Com o lema “Não Me Julgue Antes de Me Conhecer”, evento em São Paulo reuniu representantes das edições regionais do torneio que mobiliza refugiados desde 2014
Por Amanda Louise | MigraMundo
Depois de reunir cerca de mil refugiados, imigrantes e brasileiros ao longo das edições regionais, o Estádio do Pacaembu, em São Paulo, recebeu na última terça-feira (20) a final da etapa nacional da Copa dos Refugiados.
O evento, organizado pela ONG África do Coração em parceria com o Alto Comissariado das Nações Unidas para Refugiados (ACNUR), reuniu os campeões ou representantes das edições de Porto Alegre (Líbano), Rio de Janeiro (Angola) e São Paulo (Níger), além do Futebol Clube Malaika, uma equipe sub-20 formada por refugiados de diferentes nacionalidades – em suaíli, idioma comum em parte da África, Malaika significa “Anjos”.
Ao todo, considerando as etapas regionais, foram 41 seleções com pessoas de 27 nacionalidades que disputaram a Copa neste ano, cujo lema foi “Não Me Julgue Antes de Me Conhecer” – que também estará na Marcha dos Imigrantes, marcada para 2 de dezembro.
No último jogo da Copa, Angola e Futebol Clube Malaika disputaram o título. Para chegarem à final, os campeões da etapa carioca precisaram dos pênaltis para superar o Níger, enquanto o time Malaika venceu o Líbano por 3 a 0.
A exemplo de edições anteriores, a partida de 20 de novembro foi marcada por fortes emoções, com manifestações dos presentes nas arquibancadas a cada drible. Depois de Malaika conseguir um gol no final do segundo tempo, os angolanos conseguiram o empate no último lance do jogo, que foi decidido nos pênaltis. E os jovens do Malaika ficaram com o título inédito por 4 a 2.
Com início em 2014, a expectativa é que a competição seja cada vez melhor, numa reunião que vai além de bolas na rede, em prol de uma causa humanitária. “Nossa expectativa do Brasil, que o governo brasileiro e o povo brasileiro reconheçam nossa chegada aqui, não discrimine e ajude para se manter esta vida. Porque precisamos desse apoio especial”, conta o sírio Abdulbaset Jarour, coordenador da Copa e vice-presidente da ONG África do Coração.

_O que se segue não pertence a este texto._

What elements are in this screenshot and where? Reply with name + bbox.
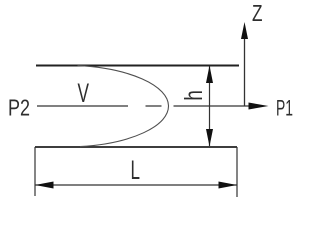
h dimension bottom arrowhead (206, 129, 213, 147)
centerline short dash (146, 105, 162, 107)
h dimension top arrowhead (206, 66, 213, 84)
Z axis arrowhead (241, 22, 248, 39)
svg-text:L: L (131, 155, 141, 185)
Z axis line (244, 38, 246, 106)
L dimension left arrowhead (35, 182, 54, 189)
centerline long dash right (174, 105, 251, 107)
arrow P1 direction (249, 103, 269, 110)
svg-text:P2: P2 (8, 95, 30, 121)
svg-text:P1: P1 (276, 96, 293, 121)
L dimension right arrowhead (219, 182, 238, 189)
centerline long dash left (37, 105, 128, 107)
svg-text:h: h (180, 90, 208, 101)
h dimension line (209, 66, 211, 146)
svg-text:Z: Z (252, 0, 263, 26)
svg-text:V: V (78, 78, 90, 108)
top plate line (36, 65, 239, 67)
bottom plate right edge / extension line (236, 147, 238, 197)
velocity profile curve (half ellipse) (78, 66, 169, 147)
bottom plate top edge (35, 146, 237, 148)
bottom plate left edge / extension line (34, 147, 36, 196)
L dimension line (35, 184, 237, 186)
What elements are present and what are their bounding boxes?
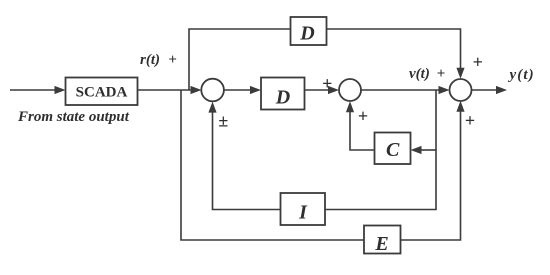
wire C branch (411, 146, 437, 154)
svg-text:+: + (358, 106, 368, 126)
block C (375, 133, 411, 165)
block E (364, 226, 401, 254)
svg-text:r(t) +: r(t) + (140, 52, 177, 68)
svg-text:±: ± (218, 111, 228, 131)
wire junction2 to junction3 (361, 86, 450, 94)
summing junction 1 (201, 79, 224, 102)
wire E-loop left vertical (181, 90, 364, 240)
svg-text:I: I (298, 202, 308, 224)
wire junction1 to D (224, 86, 261, 94)
block SCADA (66, 78, 138, 106)
wire I-loop from junction on main line (325, 90, 436, 210)
svg-text:D: D (299, 23, 314, 45)
svg-text:C: C (386, 139, 400, 161)
svg-text:SCADA: SCADA (76, 85, 128, 101)
svg-text:+: + (465, 111, 475, 131)
wire output arrow (472, 86, 508, 94)
wire input arrow (10, 86, 66, 94)
block D top (291, 17, 327, 45)
svg-text:+: + (473, 52, 483, 72)
wire E to summing junction 3 (bottom right) (401, 101, 465, 240)
wire top loop left vertical (189, 29, 291, 90)
svg-text:+: + (322, 74, 332, 94)
summing junction 3 (450, 79, 472, 101)
summing junction 2 (339, 79, 361, 101)
svg-text:E: E (374, 233, 388, 255)
wire top D to summing junction 3 (top) (327, 29, 465, 79)
wire D to summing junction 2 (305, 86, 340, 94)
wire I to summing junction 1 (bottom) (208, 102, 280, 210)
svg-text:From state output: From state output (17, 109, 130, 125)
block I (281, 193, 326, 225)
svg-text:y(t): y(t) (508, 67, 535, 83)
block D middle (261, 78, 305, 110)
wire SCADA to summing junction 1 (138, 86, 202, 94)
svg-text:v(t) +: v(t) + (409, 66, 445, 82)
wire C to summing junction 2 (bottom) (346, 101, 375, 150)
svg-text:D: D (275, 87, 290, 109)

Ele explica que essa é a maior felicidade e diversão de refugiados e migrantes: levantar a bandeira de seus países de origem e dos estados brasileiros em que vivem.
Foi o que Julson Luwawa, que reside no Rio de Janeiro e liderou a equipe angolana em sua primeira participação no campeonato. Luwawa não jogava futebol profissionalmente em Angola, e não tinha noção da grandiosidade que seria participar de um campeonato como o da Copa dos Refugiados – ainda mais no Estádio do Pacaembu, que já recebeu jogos profissionais históricos. “Ideia é participar das edições futuras”, afirmou o jogador.
“O evento mostra a capacidade deles de se organizarem, de identificar as próprias necessidades, de interagir em rede e de conseguir articulações nesse nível. Juntando em São Paulo prefeito, Secretarias e organismos internacionais e autoridades diversas num só lugar para prestigiar”, expõe Maria Beatriz Nogueira, chefe do escritório da ACNUR em São Paulo. Ela ainda enfatiza que os talentos dos refugiados são infindáveis, além das habilidades esportivas apresentadas nos últimos dias da competição.
Chegar ao final do ano não foi fácil. Uma das dificuldades veio após uma empresa que financiaria os uniformes das equipes declinar do patrocínio, fazendo a Secretaria de Esportes e Cultura solicitar orçamento emergencial à prefeitura da capital paulista. Mesmo assim, a Copa dos Refugiados deste ano chegou ao fim e já anunciou a sede da edição nacional de 2019: o Rio de Janeiro.
Do Pacaembu para o Corinthians
A vitória do Futebol Clube Malaika não foi o único motivo para fazer Conda Yacouba sorrir. O garoto de apenas 18 anos, conhecido como Pipoca recebeu um convite para participar de testes e compor a equipe de futebol 7 do Corinthians. Nascido na Guiné-Conacri, o jovem está no Brasil há pouco mais de um ano e não acreditou quando ouviu o chamado que esperava há três meses do time paulista. “Estou sem palavras”, expressou com um sorriso que cobria seu rosto.
Sobre o que esse convite representa para as pessoas que estão em situação de refúgio, disse sentir-se uma chave: “Tem jogador que sabe jogar mais que eu, mas que não tem oportunidade. Acho que tenho muita coisa para fazer para abrir a porta para os outros. Eu vou passar, mas tem que passar outra pessoa também depois de mim”.